Sitta von Reden, Money in Classical Antiquity, 2010
Addresses, among other topics, the monetisation of Egypt. "Pharaonic Egypt is a particularly good example of a society that had money without using coinage. Baskets of grain, vessels of oil, weighed bronze and foreign silver in total fulfilled most monetary functions ... some were used as measures of value, others as stores of wealth, and all of the, were in particular contexts accepted as means of payment. But none of these was used as all-purpose money throughout Egypt".

I cannot summarise three lengthy and relevant books in a short online posting, but two relevant facts need to be understood:
1. Money existed in Pharaonic Egypt. It just was not in the form of silver coinage.
2. The reasons that money was not in the form of silver coinage was because the particular social conditions of Pharaonic Egypt meant that coinage was just not needed. Peer-level transactions were at a village-community level and could easily be fulfilled by grain, oil etc. Hierarchical transactions, in a command economy, involved tax payments and distributions to/from government/religious authorities, and were best carried out in commodities. Coinage was simply not needed.

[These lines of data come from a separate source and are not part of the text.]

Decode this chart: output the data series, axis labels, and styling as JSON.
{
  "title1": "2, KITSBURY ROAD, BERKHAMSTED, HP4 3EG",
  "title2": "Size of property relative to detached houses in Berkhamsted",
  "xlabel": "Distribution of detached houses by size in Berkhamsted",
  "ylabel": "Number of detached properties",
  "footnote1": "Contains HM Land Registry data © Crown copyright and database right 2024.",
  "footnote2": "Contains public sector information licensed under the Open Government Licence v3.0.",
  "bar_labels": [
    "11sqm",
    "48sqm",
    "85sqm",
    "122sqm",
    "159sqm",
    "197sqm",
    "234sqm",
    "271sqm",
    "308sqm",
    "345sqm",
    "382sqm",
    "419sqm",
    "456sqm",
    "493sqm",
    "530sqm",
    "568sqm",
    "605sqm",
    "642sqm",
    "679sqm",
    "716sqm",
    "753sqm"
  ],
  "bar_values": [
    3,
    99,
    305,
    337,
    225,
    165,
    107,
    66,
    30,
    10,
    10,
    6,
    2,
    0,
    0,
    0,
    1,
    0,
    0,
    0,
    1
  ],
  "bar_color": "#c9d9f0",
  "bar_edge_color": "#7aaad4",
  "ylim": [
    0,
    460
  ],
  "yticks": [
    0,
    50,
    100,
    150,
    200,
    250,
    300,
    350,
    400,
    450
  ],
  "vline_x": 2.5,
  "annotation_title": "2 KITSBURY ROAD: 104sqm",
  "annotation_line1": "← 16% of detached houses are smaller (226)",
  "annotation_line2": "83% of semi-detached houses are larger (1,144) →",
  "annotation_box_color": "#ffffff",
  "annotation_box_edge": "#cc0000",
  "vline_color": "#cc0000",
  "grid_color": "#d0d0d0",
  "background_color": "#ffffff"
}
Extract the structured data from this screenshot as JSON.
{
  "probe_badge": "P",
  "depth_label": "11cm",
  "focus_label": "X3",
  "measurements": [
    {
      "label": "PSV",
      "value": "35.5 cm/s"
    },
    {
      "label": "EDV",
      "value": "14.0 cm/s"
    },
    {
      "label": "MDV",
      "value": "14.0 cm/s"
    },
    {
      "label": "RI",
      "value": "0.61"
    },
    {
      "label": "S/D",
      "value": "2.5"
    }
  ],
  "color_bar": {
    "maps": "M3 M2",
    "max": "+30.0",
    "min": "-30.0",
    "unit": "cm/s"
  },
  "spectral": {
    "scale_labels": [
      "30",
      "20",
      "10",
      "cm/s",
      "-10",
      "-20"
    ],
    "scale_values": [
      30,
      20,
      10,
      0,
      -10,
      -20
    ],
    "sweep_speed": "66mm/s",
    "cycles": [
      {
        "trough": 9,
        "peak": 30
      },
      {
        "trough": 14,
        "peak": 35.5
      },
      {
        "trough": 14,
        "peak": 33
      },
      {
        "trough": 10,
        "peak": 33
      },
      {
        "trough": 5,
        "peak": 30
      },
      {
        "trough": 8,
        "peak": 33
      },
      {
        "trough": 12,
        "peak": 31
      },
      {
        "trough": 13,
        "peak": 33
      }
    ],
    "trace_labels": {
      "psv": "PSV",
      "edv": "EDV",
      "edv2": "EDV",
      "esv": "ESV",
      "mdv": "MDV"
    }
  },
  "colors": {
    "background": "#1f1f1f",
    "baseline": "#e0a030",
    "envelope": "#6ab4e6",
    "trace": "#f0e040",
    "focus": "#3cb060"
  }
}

To move beyond speculation and guess-work, those interested in the subject should

1. Read up on the social and economic history of Pharaonic Egypt - only by understanding its history does its money usage make sense.

2. Read up on the subject of money in the ancient world. Other relevant references can be found at http://andrewmccabe.ancients.info/Mints.html#money

Andrew

Offline Joe Geranio

  • Procurator Caesaris
  • Caesar
  • ****
  • Posts: 966
  • Joe and Caligula at the Getty
    • Julio Claudian Coins and Art
Thanks Andrew for the book references.